Para pekerja ini mendapatkan gaji sesuai UMR. Bu Ayu memastikan selalu taat terhadap Peraturan Pemerintah (PP) dengan tidak menggaji di bawah UMR atau melebihi jam kerja yang telah ditetapkan pemerintah.
Masa Sulit
Perempuan berusia 49 tahun ini mengaku pernah mengalami masa sulit. Itu terjadi pada 2012, usahanya terimbas perubahan tren di masyarakat. Kerajinan kayu milik Bu Ayu selama ini fokus pada kerajinan tradisional asli Bali yang banyak mengandung kreativitas ukiran. Tapi ternyata tren di pasaran saat itu berubah, dan ini mempengaruhi usahanya.
"Kita sempat terlambat mengikuti tren tersebut. Kebetulan, saat itu, merupakan keuntungan bagi usaha saya, saya mendapat bantuan dari Pemerintah Belanda dimana mereka memiliki program untuk membina usaha kecil di negara berkembang, nah usaha saya terpilih," ungkap dia.
Baca juga: Kisah Kadek Sukasih, "Kartini Masa Kini" Penjual Pulsa yang sukses jadi Agen BRILink di Bali
Kesempatan itulah yang ia manfaatkan untuk belajar dan lebih mengasah lagi kreativitas, agar bisa menghasilkan produk-produk kerajinan kayu yang kekinian, atau mengikuti perkembangan zaman. Berkat pembinaan dari Pemerintah Belanda selama 1 tahun, akhirnya usahanya normal kembali dan lebih berkembang.
Tantangan lain, Bu Ayu mengeluhkan terkait shipping buyer payment (sistem pembayaran dari pembeli). Saat pandemi COVID-19, masa tunggu menjadi lebih lama sekitar 60 hari dari biasanya 30 hari, sehingga ia mengalami kendala terkait modal usaha.
Terbantu BRI
Namun berkat bantuan BRI, ia lepas dari kendala modal usaha itu dan mampu melanjutkan usahanya. Saat usahanya mulai berkembang dan mendapat pesanan lebih banyak, barulah Bu Ayu mengajukan tambahan modal usaha kepada PT Bank Rakyat Indonesia (Persero) Tbk atau BRI.
"Setelah dapat order yang lebih banyak, barulah saya bekerja sama dengan BRI. Pertama kali pinjam itu tahun 2002, pinjamannya Rp300 juta," ungkap mitra BRI Gianyar itu.

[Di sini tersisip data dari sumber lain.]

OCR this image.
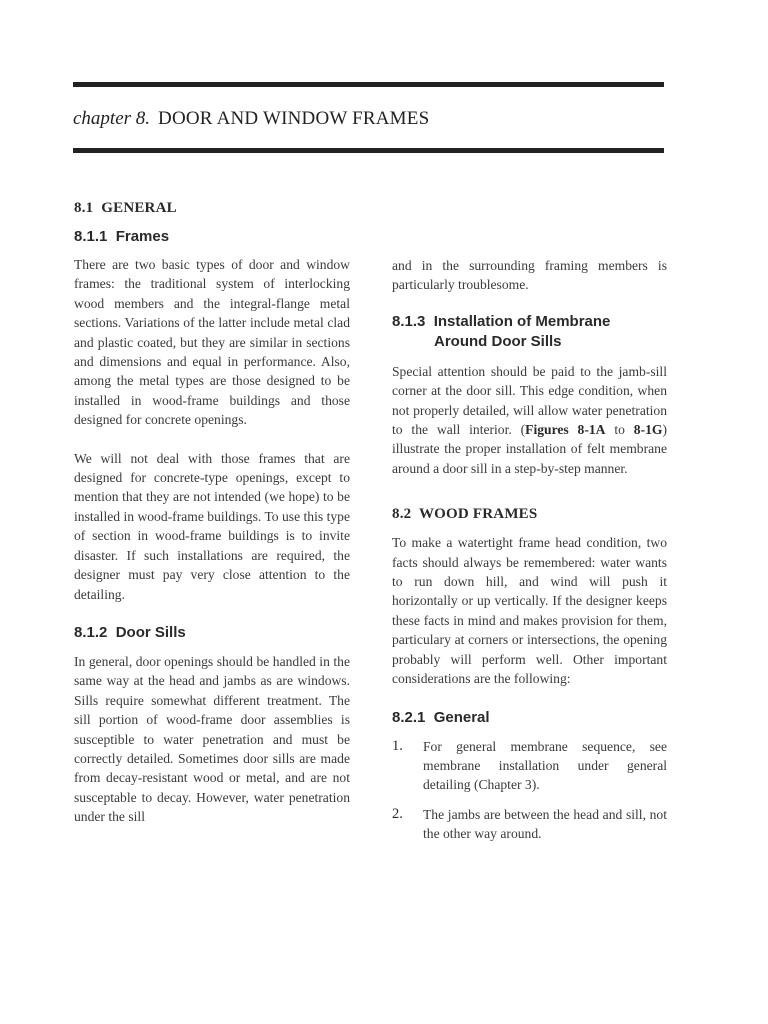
chapter 8. DOOR AND WINDOW FRAMES
8.1  GENERAL
8.1.1  Frames

There are two basic types of door and window frames: the traditional system of interlocking wood members and the integral-flange metal sections. Variations of the latter include metal clad and plastic coated, but they are similar in sections and dimensions and equal in performance. Also, among the metal types are those designed to be installed in wood-frame buildings and those designed for concrete openings.

We will not deal with those frames that are designed for concrete-type openings, except to mention that they are not intended (we hope) to be installed in wood-frame buildings. To use this type of section in wood-frame buildings is to invite disaster. If such installations are required, the designer must pay very close attention to the detailing.

8.1.2  Door Sills

In general, door openings should be handled in the same way at the head and jambs as are windows. Sills require somewhat different treatment. The sill portion of wood-frame door assemblies is susceptible to water penetration and must be correctly detailed. Sometimes door sills are made from decay-resistant wood or metal, and are not susceptable to decay. However, water penetration under the sill

and in the surrounding framing members is particularly troublesome.

8.1.3  Installation of Membrane Around Door Sills

Special attention should be paid to the jamb-sill corner at the door sill. This edge condition, when not properly detailed, will allow water penetration to the wall interior. (Figures 8-1A to 8-1G) illustrate the proper installation of felt membrane around a door sill in a step-by-step manner.

8.2  WOOD FRAMES

To make a watertight frame head condition, two facts should always be remembered: water wants to run down hill, and wind will push it horizontally or up vertically. If the designer keeps these facts in mind and makes provision for them, particulary at corners or intersections, the opening probably will perform well. Other important considerations are the following:

8.2.1  General
1. For general membrane sequence, see membrane installation under general detailing (Chapter 3).
2. The jambs are between the head and sill, not the other way around.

Sebenarnya, ia sudah lama menjadi nasabah tabungan BRI. Hanya saja baru 2002 memberanikan diri meminjam modal usaha ke BRI.
"Berkat bantuan dari BRI, saya sangat terbantu, karena pengaruhnya ketika kita mendapat order dari buyer, kemudian paymentnya harus menunggu lama, maka dengan bantuan modal dari BRI itu sangat membantu," ujarnya.
Selain bantuan modal, ia tak luput mendapatkan pelatihan dari BRI. Materi yang didapat seperti buyer matching, cara ekspor, dan marketing online. Tidak sebatas itu, BRI turut mempertemukan para buyer dengannya, saat mengikuti UMKM Expo Tahun 2019.
Hingga kini, ia memiliki dua cabang tempat produksi kerajinan kayu. Pertama di Bali, dan cabang kedua di Jawa Timur.
Baca juga: BRILink selamatkan usaha masyarakat Bali selama Pandemi COVID-19
Pimpinan Cabang BRI Gianyar Jimmy Fajriansyah, menuturkan jika Bu Ayu merupakan salah satu debitur BRI yang lancar dalam mengangsur pinjaman, serta memiliki kondisi keuangan stabil.
Selain itu, usahanya termasuk UMKM yang mampu bertahan di masa pandemi COVID-19.
"Bu Ayu ini salah satu nasabah kami yang sudah lama. Beliau itu menjadi mitra kami sudah 20 tahun sejak pinjamannya kecil sampai sekarang sudah meningkat terus. Di masa pandemi ini beliau masih bisa bertahan dan menjalankan usahanya, kreativitas dan semangatnya Bu Ayu sungguh luar biasa," ujar Jimmy.